We look down at Toby, his face streaked with tears and dirt as he moans in agony, curled up in the fetal position, gnawing on Jimmy’s stick case. No, I don’t think he’s going to be ready to go on for a while.
“I could pass the fucking thing on stage,” he groans. “On the Goddamned air!”
“We’ll go on first,” I say. “Is there anything else we can do?”
“Yeah, actually,” Rex says. “While I go get the whiskey, maybe you guys can take turns punching him in the kidney.”
“What the fuck?” Cole says.
“No, really, it works,” Rex says. “Helps break it up or something, and it helps with the pain, too.
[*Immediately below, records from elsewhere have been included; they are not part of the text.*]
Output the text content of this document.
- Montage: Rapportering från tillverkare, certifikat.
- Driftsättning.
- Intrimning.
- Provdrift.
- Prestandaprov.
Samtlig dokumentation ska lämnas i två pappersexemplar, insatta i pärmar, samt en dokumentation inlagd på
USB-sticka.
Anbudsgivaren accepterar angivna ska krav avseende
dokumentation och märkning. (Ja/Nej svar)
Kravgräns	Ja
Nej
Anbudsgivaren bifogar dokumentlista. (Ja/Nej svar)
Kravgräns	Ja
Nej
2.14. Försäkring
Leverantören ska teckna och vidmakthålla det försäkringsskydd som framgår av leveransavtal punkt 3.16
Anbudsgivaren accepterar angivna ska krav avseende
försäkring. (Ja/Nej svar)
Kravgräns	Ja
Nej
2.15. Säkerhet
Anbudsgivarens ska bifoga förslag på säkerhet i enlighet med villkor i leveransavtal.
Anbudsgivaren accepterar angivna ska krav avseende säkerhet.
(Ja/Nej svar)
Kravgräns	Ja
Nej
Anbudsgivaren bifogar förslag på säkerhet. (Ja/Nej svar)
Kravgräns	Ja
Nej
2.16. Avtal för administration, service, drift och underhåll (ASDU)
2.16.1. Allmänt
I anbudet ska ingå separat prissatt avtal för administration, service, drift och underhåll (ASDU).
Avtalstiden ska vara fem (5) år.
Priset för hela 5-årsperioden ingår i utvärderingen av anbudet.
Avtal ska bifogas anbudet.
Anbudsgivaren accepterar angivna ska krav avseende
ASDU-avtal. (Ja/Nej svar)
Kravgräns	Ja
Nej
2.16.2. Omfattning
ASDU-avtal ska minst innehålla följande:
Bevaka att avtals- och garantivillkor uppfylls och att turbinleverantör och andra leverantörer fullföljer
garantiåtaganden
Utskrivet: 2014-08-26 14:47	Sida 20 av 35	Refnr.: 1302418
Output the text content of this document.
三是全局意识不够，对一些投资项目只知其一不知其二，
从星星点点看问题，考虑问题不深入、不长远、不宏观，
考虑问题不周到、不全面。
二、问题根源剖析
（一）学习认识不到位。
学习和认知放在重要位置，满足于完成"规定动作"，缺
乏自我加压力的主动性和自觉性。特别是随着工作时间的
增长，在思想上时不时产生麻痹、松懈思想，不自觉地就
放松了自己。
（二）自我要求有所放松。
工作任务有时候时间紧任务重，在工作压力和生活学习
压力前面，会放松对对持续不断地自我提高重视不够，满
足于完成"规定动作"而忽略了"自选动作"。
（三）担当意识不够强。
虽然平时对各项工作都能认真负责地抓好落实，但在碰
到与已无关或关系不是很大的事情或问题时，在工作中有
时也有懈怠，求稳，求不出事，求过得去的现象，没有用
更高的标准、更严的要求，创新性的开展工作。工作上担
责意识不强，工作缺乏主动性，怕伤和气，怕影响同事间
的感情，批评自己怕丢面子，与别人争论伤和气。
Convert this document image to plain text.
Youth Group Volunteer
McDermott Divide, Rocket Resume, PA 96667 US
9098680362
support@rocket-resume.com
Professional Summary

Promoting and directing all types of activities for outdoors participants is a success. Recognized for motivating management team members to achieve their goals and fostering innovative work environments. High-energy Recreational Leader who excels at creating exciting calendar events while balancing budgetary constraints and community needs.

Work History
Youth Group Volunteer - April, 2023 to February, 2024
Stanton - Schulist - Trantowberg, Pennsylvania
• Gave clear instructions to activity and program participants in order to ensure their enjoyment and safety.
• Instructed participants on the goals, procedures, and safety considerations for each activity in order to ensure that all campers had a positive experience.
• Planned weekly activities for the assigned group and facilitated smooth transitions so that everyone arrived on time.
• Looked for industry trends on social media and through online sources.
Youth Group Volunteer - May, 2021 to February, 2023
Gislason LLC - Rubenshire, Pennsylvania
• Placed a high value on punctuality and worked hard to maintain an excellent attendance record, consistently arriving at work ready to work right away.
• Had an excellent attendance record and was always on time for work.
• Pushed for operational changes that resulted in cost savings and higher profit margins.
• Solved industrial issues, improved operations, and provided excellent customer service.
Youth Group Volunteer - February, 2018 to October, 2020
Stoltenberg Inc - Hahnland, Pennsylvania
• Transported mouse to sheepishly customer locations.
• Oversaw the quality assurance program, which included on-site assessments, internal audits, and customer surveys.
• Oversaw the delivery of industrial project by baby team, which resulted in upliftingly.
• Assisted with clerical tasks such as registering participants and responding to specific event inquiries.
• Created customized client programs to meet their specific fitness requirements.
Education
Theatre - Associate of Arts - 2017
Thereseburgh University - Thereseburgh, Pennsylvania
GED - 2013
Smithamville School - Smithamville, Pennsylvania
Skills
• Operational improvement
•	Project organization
If Jimmy keeps going like that, he’ll wear his arms out before our set. Maybe we can all take shifts or something?”
“Yeah, of course,” Travis says.
“Kill me kill me kill me you ugly bastard motherfuckers,” Toby wails and grabs Jimmy by the shirt.
“Who’s up next?” Jimmy says. “I’m out.”
“I guess I’ll go,” Cole says, rolling up his sleeves.
Jesus.
I’ve been playing in bands since I was sixteen. I’ve played a lot of shows by this point, five years in, and I can tell you, I’ve never seen this. This right here is fucking surreal. Joey comes back with the blanket and we spread it out on the floor and roll Toby onto it, and it’s so fucking weird, I ask Joey to go get me a shot of whiskey, too, because the way Toby is crying, I mean sobbing, is pretty unnerving. Joey goes and gets us all shots. We all toast Toby for being a badass and then we get down to work, taking turns doing karate chops on Toby’s kidney. I’m still not convinced this method is medically sound, because after ninety minutes of this he hasn’t passed it, but we have to quit so we can get on the stage. Rex and Jimmy take over and ask us to extend our set if we need to. Then the guys from Vampires and Assassins show up in the middle of this, or the band of Johns and Brians, as we call them, since three of them are named John and the other two are named Brian. They take over kidney-punching duty for us so we can play.